A volte può succedere che, a causa di un evento eccezionale (ad esempio un incidente, un incolonnamento in autostrada, ritardi ai punti di carico scarico ecc.), si corra il rischio di andare oltre i tempi di guida e riposo previsti dal Regolamento.

Da sempre il 561/06 ha previsto all’art.12 la possibilità di derogare ai tempi di guida e riposo (a determinate condizioni) senza rischiare di incorrere in sanzioni.

Che cosa prevede il testo dell’art 12?

 

 

Quindi A condizione di:

  • Non compromettere la sicurezza stradale
  • E per raggiungere un punto di sosta appropriato

Il conducente può derogare a:

  • Tempi di guida giornaliera e settimanale
  • Pause dalla guida
  • Riposo giornaliero (impegno) e settimanale

 

In caso di deroga il conducente come si deve comportare?

Quando un conducente deroga ai tempi di guida o riposo deve giustificare manualmente sul retro della stampa o del disco il motivo di tale deroga, “al più tardi” nel momento in cui raggiunge un punto di sosta adeguato a mettersi in sicurezza.

 

 

Il tempo derogato va compensato? Entro quanto? Se non compenso sono in sanzione?

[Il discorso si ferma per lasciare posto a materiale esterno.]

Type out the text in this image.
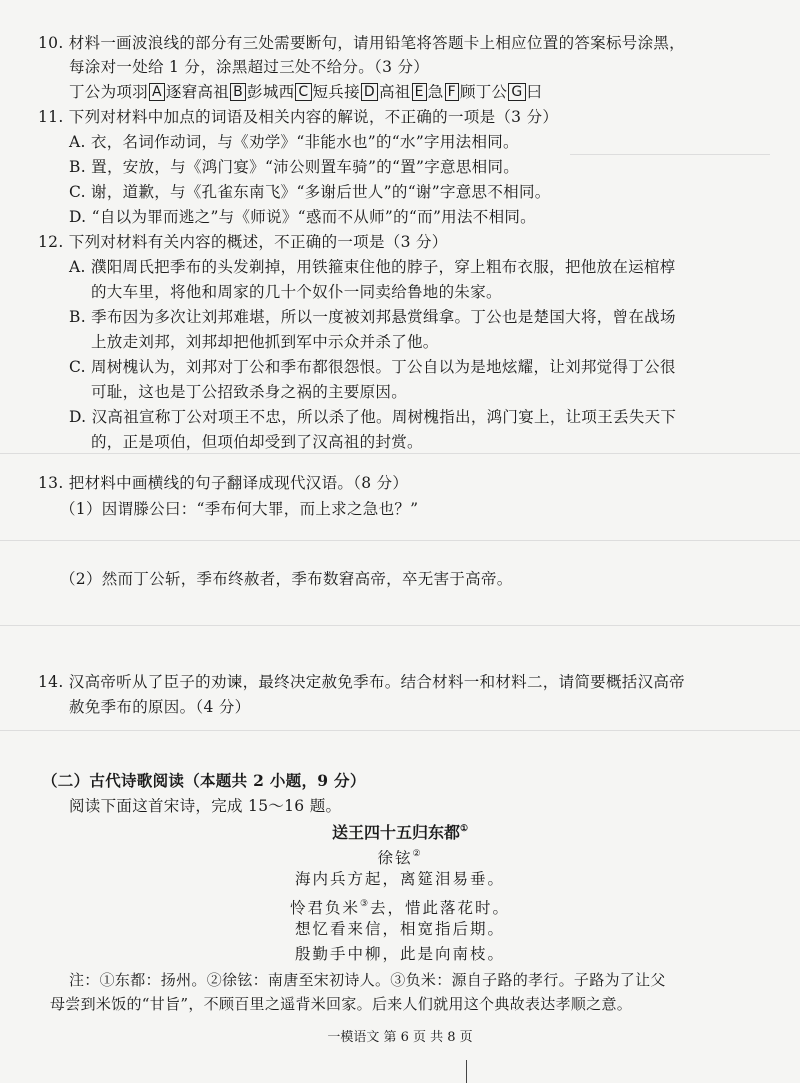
10. 材料一画波浪线的部分有三处需要断句，请用铅笔将答题卡上相应位置的答案标号涂黑，
每涂对一处给 1 分，涂黑超过三处不给分。（3 分）
丁公为项羽 A 逐窘高祖 B 彭城西 C 短兵接 D 高祖 E 急 F 顾丁公 G 曰
11. 下列对材料中加点的词语及相关内容的解说，不正确的一项是（3 分）
A. 衣，名词作动词，与《劝学》“非能水也”的“水”字用法相同。
B. 置，安放，与《鸿门宴》“沛公则置车骑”的“置”字意思相同。
C. 谢，道歉，与《孔雀东南飞》“多谢后世人”的“谢”字意思不相同。
D. “自以为罪而逃之”与《师说》“惑而不从师”的“而”用法不相同。
12. 下列对材料有关内容的概述，不正确的一项是（3 分）
A. 濮阳周氏把季布的头发剃掉，用铁箍束住他的脖子，穿上粗布衣服，把他放在运棺椁
的大车里，将他和周家的几十个奴仆一同卖给鲁地的朱家。
B. 季布因为多次让刘邦难堪，所以一度被刘邦悬赏缉拿。丁公也是楚国大将，曾在战场
上放走刘邦，刘邦却把他抓到军中示众并杀了他。
C. 周树槐认为，刘邦对丁公和季布都很怨恨。丁公自以为是地炫耀，让刘邦觉得丁公很
可耻，这也是丁公招致杀身之祸的主要原因。
D. 汉高祖宣称丁公对项王不忠，所以杀了他。周树槐指出，鸿门宴上，让项王丢失天下
的，正是项伯，但项伯却受到了汉高祖的封赏。
13. 把材料中画横线的句子翻译成现代汉语。（8 分）
（1）因谓滕公曰：“季布何大罪，而上求之急也？”
（2）然而丁公斩，季布终赦者，季布数窘高帝，卒无害于高帝。
14. 汉高帝听从了臣子的劝谏，最终决定赦免季布。结合材料一和材料二，请简要概括汉高帝
赦免季布的原因。（4 分）
（二）古代诗歌阅读（本题共 2 小题，9 分）
阅读下面这首宋诗，完成 15～16 题。
送王四十五归东都①
徐铉②
海内兵方起，离筵泪易垂。
怜君负米③去，惜此落花时。
想忆看来信，相宽指后期。
殷勤手中柳，此是向南枝。
注：①东都：扬州。②徐铉：南唐至宋初诗人。③负米：源自子路的孝行。子路为了让父
母尝到米饭的“甘旨”，不顾百里之遥背米回家。后来人们就用这个典故表达孝顺之意。
一模语文 第 6 页 共 8 页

Si – Ogni eventuale periodo di estensione è compensato da un periodo di riposo equivalente effettuato interamente assieme ad altri eventuali periodi di riposo entro la fine della terza settimana successiva alla settimana in questione.

Attualmente, non è prevista alcuna sanzione in caso di mancata compensazione di tale periodo. 

 

 

Arriviamo quindi alla domanda del nostro conducente: Se supero le 15 ore di impegno a causa di un incidente, e utilizzo la deroga dell’art.12,  una volta raggiunt il punto di sosta,  sono obbligato a fare 11 ore di riposo per non essere in sanzione?

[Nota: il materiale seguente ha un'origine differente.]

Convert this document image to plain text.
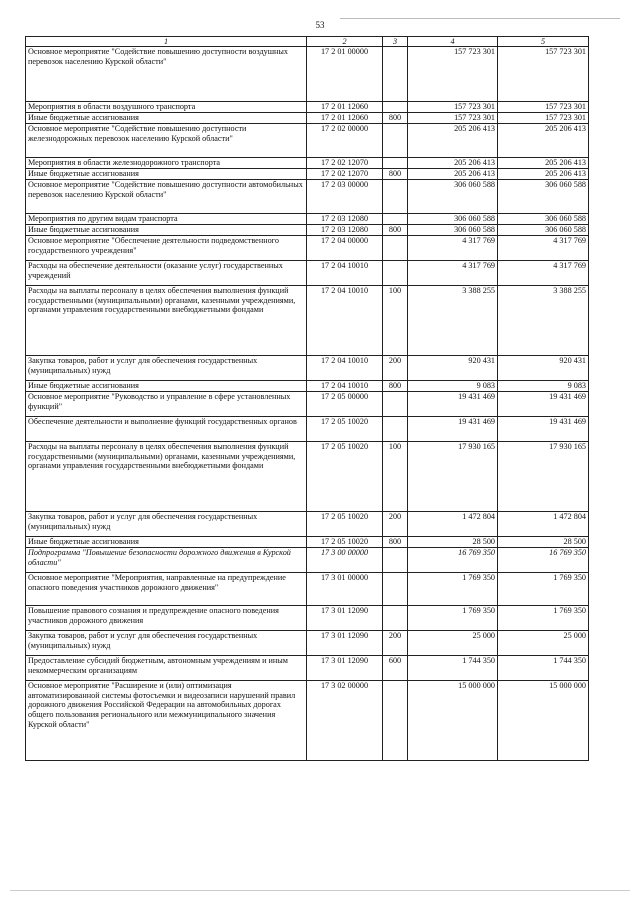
53
1	2	3	4	5
Основное мероприятие "Содействие повышению доступности воздушных перевозок населению Курской области"	17 2 01 00000		157 723 301	157 723 301
Мероприятия в области воздушного транспорта	17 2 01 12060		157 723 301	157 723 301
Иные бюджетные ассигнования	17 2 01 12060	800	157 723 301	157 723 301
Основное мероприятие "Содействие повышению доступности железнодорожных перевозок населению Курской области"	17 2 02 00000		205 206 413	205 206 413
Мероприятия в области железнодорожного транспорта	17 2 02 12070		205 206 413	205 206 413
Иные бюджетные ассигнования	17 2 02 12070	800	205 206 413	205 206 413
Основное мероприятие "Содействие повышению доступности автомобильных перевозок населению Курской области"	17 2 03 00000		306 060 588	306 060 588
Мероприятия по другим видам транспорта	17 2 03 12080		306 060 588	306 060 588
Иные бюджетные ассигнования	17 2 03 12080	800	306 060 588	306 060 588
Основное мероприятие "Обеспечение деятельности подведомственного государственного учреждения"	17 2 04 00000		4 317 769	4 317 769
Расходы на обеспечение деятельности (оказание услуг) государственных учреждений	17 2 04 10010		4 317 769	4 317 769
Расходы на выплаты персоналу в целях обеспечения выполнения функций государственными (муниципальными) органами, казенными учреждениями, органами управления государственными внебюджетными фондами	17 2 04 10010	100	3 388 255	3 388 255
Закупка товаров, работ и услуг для обеспечения государственных (муниципальных) нужд	17 2 04 10010	200	920 431	920 431
Иные бюджетные ассигнования	17 2 04 10010	800	9 083	9 083
Основное мероприятие "Руководство и управление в сфере установленных функций"	17 2 05 00000		19 431 469	19 431 469
Обеспечение деятельности и выполнение функций государственных органов	17 2 05 10020		19 431 469	19 431 469
Расходы на выплаты персоналу в целях обеспечения выполнения функций государственными (муниципальными) органами, казенными учреждениями, органами управления государственными внебюджетными фондами	17 2 05 10020	100	17 930 165	17 930 165
Закупка товаров, работ и услуг для обеспечения государственных (муниципальных) нужд	17 2 05 10020	200	1 472 804	1 472 804
Иные бюджетные ассигнования	17 2 05 10020	800	28 500	28 500
Подпрограмма "Повышение безопасности дорожного движения в Курской области"	17 3 00 00000		16 769 350	16 769 350
Основное мероприятие "Мероприятия, направленные на предупреждение опасного поведения участников дорожного движения"	17 3 01 00000		1 769 350	1 769 350
Повышение правового сознания и предупреждение опасного поведения участников дорожного движения	17 3 01 12090		1 769 350	1 769 350
Закупка товаров, работ и услуг для обеспечения государственных (муниципальных) нужд	17 3 01 12090	200	25 000	25 000
Предоставление субсидий бюджетным, автономным учреждениям и иным некоммерческим организациям	17 3 01 12090	600	1 744 350	1 744 350
Основное мероприятие "Расширение и (или) оптимизация автоматизированной системы фотосъемки и видеозаписи нарушений правил дорожного движения Российской Федерации на автомобильных дорогах общего пользования регионального или межмуниципального значения Курской области"	17 3 02 00000		15 000 000	15 000 000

Se il conducente in questione ha superato le ore 15 ore di impegno ad esempio di 30 minuti, il suo riposo giornaliero (a prescindere dalla deroga) nell’arco di 24 ore sarà di 8 ore e 30 minuti.

 

Per non incorrere in sanzioni sarà necessario (se ricorrono i presupposti) utilizzare la deroga dell’art.12 in modo tale da potersi tutelare in caso di un controllo successivo.

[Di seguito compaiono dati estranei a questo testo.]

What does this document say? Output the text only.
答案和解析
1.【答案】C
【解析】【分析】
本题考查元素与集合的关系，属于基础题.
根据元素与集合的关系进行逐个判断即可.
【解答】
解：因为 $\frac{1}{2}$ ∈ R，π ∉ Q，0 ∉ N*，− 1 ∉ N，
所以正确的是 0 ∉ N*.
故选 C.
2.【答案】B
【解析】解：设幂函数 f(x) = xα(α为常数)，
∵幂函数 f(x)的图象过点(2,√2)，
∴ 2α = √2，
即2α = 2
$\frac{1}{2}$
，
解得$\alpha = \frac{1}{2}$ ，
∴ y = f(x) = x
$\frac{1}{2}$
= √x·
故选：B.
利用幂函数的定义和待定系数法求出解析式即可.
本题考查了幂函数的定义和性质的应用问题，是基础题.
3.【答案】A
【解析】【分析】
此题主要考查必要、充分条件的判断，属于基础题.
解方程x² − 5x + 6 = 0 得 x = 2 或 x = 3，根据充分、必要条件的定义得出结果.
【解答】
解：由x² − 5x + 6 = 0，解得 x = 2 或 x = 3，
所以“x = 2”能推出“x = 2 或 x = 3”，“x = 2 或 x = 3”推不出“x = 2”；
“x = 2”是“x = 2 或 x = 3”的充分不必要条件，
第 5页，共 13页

Nell’esempio in questione:

  • il conducente ha iniziato il suo arco di 24 ore alle ore 05:00 del mattino
  • Per cause eccezionali termina alle 20:30 con 15 ore e 30 minuti di impegno
  • In questo caso il riposo è “già” di 8:30 minuti.
  • Il conducente compila la deroga dell’art. 12 ( perchè ricorrono i presupposti di eccezionalità

 

Può riparitre alle ore 05:00 non vi è alcun obbligo di effettuare 11 ore di riposo in quanto quello che tutela da un’eventuale sanzione,  è la stampata con la deroga; 

Sulla carta tachigrafica rimane registrato il superamento dell’impegno, e solo una deroga scritta e utilizzata correttamente può essere presa in considerazione in caso di controllo.

E’ la deroga che può evitare la sanzione NON l’aver svolto 11 ore di riposo.